Ma anche in Europa persistono limiti, tra i quali costi elevati, scarsità di siti industriali, vincoli ambientali e normative complesse. La transizione ecologica impone standard stringenti e non tutti i settori sono pronti a riconvertirsi.
Due modelli, una sfida comune
Il reshoring negli USA è trainato da incentivi e protezionismo, mentre in Europa è più legato alla sostenibilità e alla resilienza. Le aziende americane puntano su grandi investimenti e automazione, quelle europee su digitalizzazione e filiere corte; in entrambi i casi, il reshoring è una risposta alle fragilità della globalizzazione, ma non una panacea.

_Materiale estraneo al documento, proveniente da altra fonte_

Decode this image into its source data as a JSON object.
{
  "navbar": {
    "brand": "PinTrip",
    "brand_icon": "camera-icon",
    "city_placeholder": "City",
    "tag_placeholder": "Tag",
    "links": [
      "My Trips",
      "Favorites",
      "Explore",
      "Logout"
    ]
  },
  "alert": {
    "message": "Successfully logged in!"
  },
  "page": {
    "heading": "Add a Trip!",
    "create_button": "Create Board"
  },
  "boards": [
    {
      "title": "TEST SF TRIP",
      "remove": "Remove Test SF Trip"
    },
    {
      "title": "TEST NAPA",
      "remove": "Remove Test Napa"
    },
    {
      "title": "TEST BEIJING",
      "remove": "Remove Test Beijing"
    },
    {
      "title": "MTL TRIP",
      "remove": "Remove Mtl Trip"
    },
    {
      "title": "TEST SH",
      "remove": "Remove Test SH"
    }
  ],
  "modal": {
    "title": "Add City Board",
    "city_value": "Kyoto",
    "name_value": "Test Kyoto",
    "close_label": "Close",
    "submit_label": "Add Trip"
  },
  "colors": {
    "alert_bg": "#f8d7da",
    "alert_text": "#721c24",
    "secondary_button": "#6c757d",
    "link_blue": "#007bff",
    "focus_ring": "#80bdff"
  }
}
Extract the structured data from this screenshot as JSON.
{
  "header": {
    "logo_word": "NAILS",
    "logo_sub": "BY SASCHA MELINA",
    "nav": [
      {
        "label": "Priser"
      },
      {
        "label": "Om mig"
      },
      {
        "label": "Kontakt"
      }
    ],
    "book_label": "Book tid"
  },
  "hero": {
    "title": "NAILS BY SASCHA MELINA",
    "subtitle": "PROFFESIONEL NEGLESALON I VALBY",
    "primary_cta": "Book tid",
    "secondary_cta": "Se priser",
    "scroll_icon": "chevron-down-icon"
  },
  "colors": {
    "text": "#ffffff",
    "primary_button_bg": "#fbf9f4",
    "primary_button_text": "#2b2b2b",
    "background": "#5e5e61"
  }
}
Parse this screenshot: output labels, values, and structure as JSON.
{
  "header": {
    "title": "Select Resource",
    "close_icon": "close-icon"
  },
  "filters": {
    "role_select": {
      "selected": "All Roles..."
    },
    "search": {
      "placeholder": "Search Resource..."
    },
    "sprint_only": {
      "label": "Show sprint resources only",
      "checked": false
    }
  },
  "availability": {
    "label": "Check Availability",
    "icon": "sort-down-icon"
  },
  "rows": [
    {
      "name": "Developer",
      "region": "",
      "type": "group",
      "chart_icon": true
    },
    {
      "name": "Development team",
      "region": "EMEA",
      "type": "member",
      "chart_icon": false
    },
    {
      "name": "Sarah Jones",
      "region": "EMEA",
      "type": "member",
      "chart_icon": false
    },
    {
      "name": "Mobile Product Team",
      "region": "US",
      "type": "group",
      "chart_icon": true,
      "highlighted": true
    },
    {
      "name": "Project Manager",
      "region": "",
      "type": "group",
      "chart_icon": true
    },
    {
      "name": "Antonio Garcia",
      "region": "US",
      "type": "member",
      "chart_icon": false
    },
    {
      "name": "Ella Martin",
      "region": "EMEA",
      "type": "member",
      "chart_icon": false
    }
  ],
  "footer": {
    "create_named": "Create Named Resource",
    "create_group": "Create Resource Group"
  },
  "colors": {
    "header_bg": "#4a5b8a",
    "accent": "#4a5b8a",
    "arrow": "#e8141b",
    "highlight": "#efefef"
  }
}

La scelta di riportare la produzione in patria dipende da molte variabili: settore, scala, competenze, infrastrutture, normative solo per citarne alcune; e se il reshoring può offrire controllo, velocità e sicurezza, richiede anche tempo, capitale e visione strategica.
Dunque non si può affermare che sia l’era del reshoring per tutti, ma per molti sì. Per alcune aziende, investire in tecnologia, formazione e collaborazione con i territori, potrà trasformare una crisi globale in un vantaggio competitivo; il reshoring non è solo un ritorno: è soprattutto una reinvenzione.